Wearable technology embedded in bras helps detect health issues
Youth today are prioritizing wellbeing, and as a generation of health hackers, Ys are seeking products and services that contribute to their quest for healthy living. Tapping this movement, companies are launching fem-forward products that embed wearable technologies into bras.
Researchers and scientists at Colombia’s National University are building a bra to detect early indicators of breast cancer. The bra comes equipped with minuscule infrared sensors to measure breast temperatures. When cells in the mammary gland are abnormal, the body sends more blood to the area, increasing temperature. If a temperature increase is detected, the bra’s small lights flash green, yellow, or red, indicating a healthy read or suggesting further medical inspection. Breast cancer awareness is a prolific cause with young generations, with everyone from the NFL to SoulCycle to Revlon advocating for support and research.

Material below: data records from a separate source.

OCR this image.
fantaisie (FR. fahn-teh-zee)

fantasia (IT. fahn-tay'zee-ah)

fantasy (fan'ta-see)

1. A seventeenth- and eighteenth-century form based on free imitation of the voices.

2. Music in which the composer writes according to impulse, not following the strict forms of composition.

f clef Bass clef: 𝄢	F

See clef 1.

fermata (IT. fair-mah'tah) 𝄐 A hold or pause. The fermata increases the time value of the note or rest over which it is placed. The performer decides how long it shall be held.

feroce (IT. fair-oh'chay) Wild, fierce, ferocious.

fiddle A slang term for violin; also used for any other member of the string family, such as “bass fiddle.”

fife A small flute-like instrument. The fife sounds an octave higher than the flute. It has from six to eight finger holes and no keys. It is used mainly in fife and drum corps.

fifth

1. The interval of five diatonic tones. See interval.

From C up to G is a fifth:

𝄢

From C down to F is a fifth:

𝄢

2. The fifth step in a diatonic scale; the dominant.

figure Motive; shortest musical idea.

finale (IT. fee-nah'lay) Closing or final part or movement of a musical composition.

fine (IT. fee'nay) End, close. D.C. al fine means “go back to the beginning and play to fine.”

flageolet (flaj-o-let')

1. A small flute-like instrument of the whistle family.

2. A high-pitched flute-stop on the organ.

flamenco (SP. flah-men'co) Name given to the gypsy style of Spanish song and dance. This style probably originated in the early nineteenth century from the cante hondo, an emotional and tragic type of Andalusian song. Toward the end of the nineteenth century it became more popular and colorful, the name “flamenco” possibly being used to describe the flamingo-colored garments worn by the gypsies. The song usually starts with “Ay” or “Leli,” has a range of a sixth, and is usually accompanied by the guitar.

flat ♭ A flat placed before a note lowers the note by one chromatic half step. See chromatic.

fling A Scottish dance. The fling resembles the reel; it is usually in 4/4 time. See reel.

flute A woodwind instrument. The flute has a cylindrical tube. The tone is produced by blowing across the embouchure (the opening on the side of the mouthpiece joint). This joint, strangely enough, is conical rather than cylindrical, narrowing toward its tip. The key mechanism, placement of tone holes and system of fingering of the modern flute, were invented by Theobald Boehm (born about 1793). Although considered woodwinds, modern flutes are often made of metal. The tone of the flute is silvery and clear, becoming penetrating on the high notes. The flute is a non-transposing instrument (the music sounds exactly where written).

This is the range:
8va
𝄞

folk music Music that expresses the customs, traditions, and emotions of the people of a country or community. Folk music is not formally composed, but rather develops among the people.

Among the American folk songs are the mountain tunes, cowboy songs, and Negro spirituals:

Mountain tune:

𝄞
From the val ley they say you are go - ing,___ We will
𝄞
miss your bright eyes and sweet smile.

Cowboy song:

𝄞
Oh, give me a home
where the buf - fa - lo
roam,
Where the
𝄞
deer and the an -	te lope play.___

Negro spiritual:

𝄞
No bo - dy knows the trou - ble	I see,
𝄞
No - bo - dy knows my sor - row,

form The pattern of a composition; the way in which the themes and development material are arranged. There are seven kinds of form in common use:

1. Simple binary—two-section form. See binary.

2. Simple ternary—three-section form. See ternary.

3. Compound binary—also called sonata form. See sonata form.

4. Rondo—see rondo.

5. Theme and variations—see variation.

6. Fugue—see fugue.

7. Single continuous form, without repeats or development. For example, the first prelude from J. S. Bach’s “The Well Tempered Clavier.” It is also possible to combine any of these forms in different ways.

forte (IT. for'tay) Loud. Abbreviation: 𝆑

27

Bloomer Tech, a startup out of MIT, is creating flexible, washable circuits that will be sewn into the lining of bras to monitor cardiovascular health. The sensors can capture biometric data including electrocardiogram signals, heart rate and variability, blood pressure, body temperature, and more. This data will be synced with the wearer’s smartphone for real-time feedback and can also be shared with the user’s doctor. Heart disease is the number one cause of death in the U.S., and science and medicine are heavily researching the causes, treatments, and prevention tactics.
A new smart bra is raising funds on Kickstarter to function as a wearable wellness coach. The Vitali is meant to help wearers handle stress; a relevant cause given that 86% of Gen Ys say that they feel stressed. Sensors in the bra track breathing, posture, and heart rate variability. It “taps” wearers when their HRV indicates stress, reminding them to take a deep breath and sync back up with their heart’s rhythm. It does the same when a wearer’s posture is misaligned. The data is tracked via a smartphone app so users can view their patterns and become more mindful of their physical health.